How to create a food museum?

Popular museums from the Metropolitan Museum of Art to the Louver have been displaying centuries-old cookware, still-life paintings of fruits swathed in supple velvet fabrics, and portraits of dignitaries at dinners that defined the course of history to come – but only recently have how to create a food museum? become a trend! Today there is the Currywurst Museum in Berlin, the Ramen Museum Shin Yokohama in Japan, and The Jell-O Museum in NY to name a few. What does it mean to put our daily sustenance on a pedestal?

As one might expect, free museums can be fun destinations if you are looking to indulge your passion. In recent years, however, the culinary craft has been liberated from paper illustrations and galleries and given new prominence in a reinterpreted museum setting: the food museum. For now, we only have three of them to consider, such as Germany’s Currywurst Museum in Berlin, The Shin-Yokohama Ramen Museum in Yokohama, Japan, and The JELL-O Museum in Le Roy, New York.

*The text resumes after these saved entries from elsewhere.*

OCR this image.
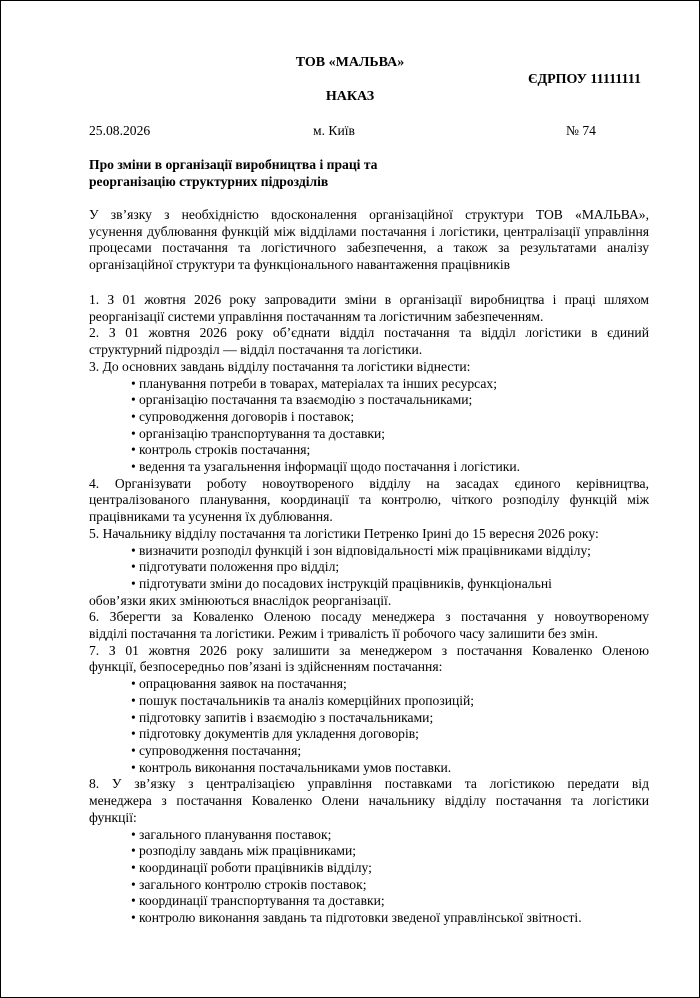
ТОВ «МАЛЬВА»
ЄДРПОУ 11111111
НАКАЗ
25.08.2026	м. Київ	№ 74
Про зміни в організації виробництва і праці та
реорганізацію структурних підрозділів
У зв’язку з необхідністю вдосконалення організаційної структури ТОВ «МАЛЬВА»,
усунення дублювання функцій між відділами постачання і логістики, централізації управління
процесами постачання та логістичного забезпечення, а також за результатами аналізу
організаційної структури та функціонального навантаження працівників
1. З 01 жовтня 2026 року запровадити зміни в організації виробництва і праці шляхом
реорганізації системи управління постачанням та логістичним забезпеченням.
2. З 01 жовтня 2026 року об’єднати відділ постачання та відділ логістики в єдиний
структурний підрозділ — відділ постачання та логістики.
3. До основних завдань відділу постачання та логістики віднести:
• планування потреби в товарах, матеріалах та інших ресурсах;
• організацію постачання та взаємодію з постачальниками;
• супроводження договорів і поставок;
• організацію транспортування та доставки;
• контроль строків постачання;
• ведення та узагальнення інформації щодо постачання і логістики.
4. Організувати роботу новоутвореного відділу на засадах єдиного керівництва,
централізованого планування, координації та контролю, чіткого розподілу функцій між
працівниками та усунення їх дублювання.
5. Начальнику відділу постачання та логістики Петренко Ірині до 15 вересня 2026 року:
• визначити розподіл функцій і зон відповідальності між працівниками відділу;
• підготувати положення про відділ;
• підготувати зміни до посадових інструкцій працівників, функціональні
обов’язки яких змінюються внаслідок реорганізації.
6. Зберегти за Коваленко Оленою посаду менеджера з постачання у новоутвореному
відділі постачання та логістики. Режим і тривалість її робочого часу залишити без змін.
7. З 01 жовтня 2026 року залишити за менеджером з постачання Коваленко Оленою
функції, безпосередньо пов’язані із здійсненням постачання:
• опрацювання заявок на постачання;
• пошук постачальників та аналіз комерційних пропозицій;
• підготовку запитів і взаємодію з постачальниками;
• підготовку документів для укладення договорів;
• супроводження постачання;
• контроль виконання постачальниками умов поставки.
8. У зв’язку з централізацією управління поставками та логістикою передати від
менеджера з постачання Коваленко Олени начальнику відділу постачання та логістики
функції:
• загального планування поставок;
• розподілу завдань між працівниками;
• координації роботи працівників відділу;
• загального контролю строків поставок;
• координації транспортування та доставки;
• контролю виконання завдань та підготовки зведеної управлінської звітності.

Putting food on an equal footing to traditional art simply means that its role as an essential part of life should be recognized.

Just like the legendary chef Ferran Adrià in Spain helped to redefine what it means to experience food, so too did Arturo Di Modica’s sculpture of a small boy, who seems to emerge out of nowhere right out of the underbelly of a faux bull that looks as though it has been stabbed and is anxiously running with all its might, radically alter the way people interact with art by bringing them into direct contact with the artwork.

We were a little skeptical at first when our art advisors brought us around this museum. We had been used to the sterile, modern gallery spaces we’d seen in every other museum and didn’t think it was possible to be differently engaged by this art exhibit. It turns out that our art advisors actually knew what they were talking about when they gave us the heads up! The space turned out to be very engaging, with a less white-cube feel than we expected. We also found ourselves getting wrapped up in the liveliness of the paintings as we studied them up close.

To create our proposal, we had to figure out how to present food history in Connecticut. After hours of discussion, we decided that the best way to do this would be through an exhibit, similar to the one that was presented at the Boston Children’s Museum. We felt an exhibit was a good way for the public and especially children to learn about important events over time and take part in it as if they were there witnessing all the changes taking place. In order to tie all these historical exhibits together, we decided on creating timelines with corresponding objects that represented a specific event or decade. For example, one of the items I chose was a ceramic bowl that was made approximately 1730 – 1770.

We came up with a simple transition that will take you through food history in Connecticut, taken from the present day back to about 250 years ago. We figured out how to convey the story of food in Connecticut to museum visitors by creating a guided tour, starting from the most recent year and going back so that people can get a proper timeline of what food was like at each period. For example, we first chose objects that represent pivotal moments in all kinds of dishes from recent times and then moved backward, picking items from further periods as well. I picked out such items as tableware pieces that were both made and used between 1730 and 1970 for this reason.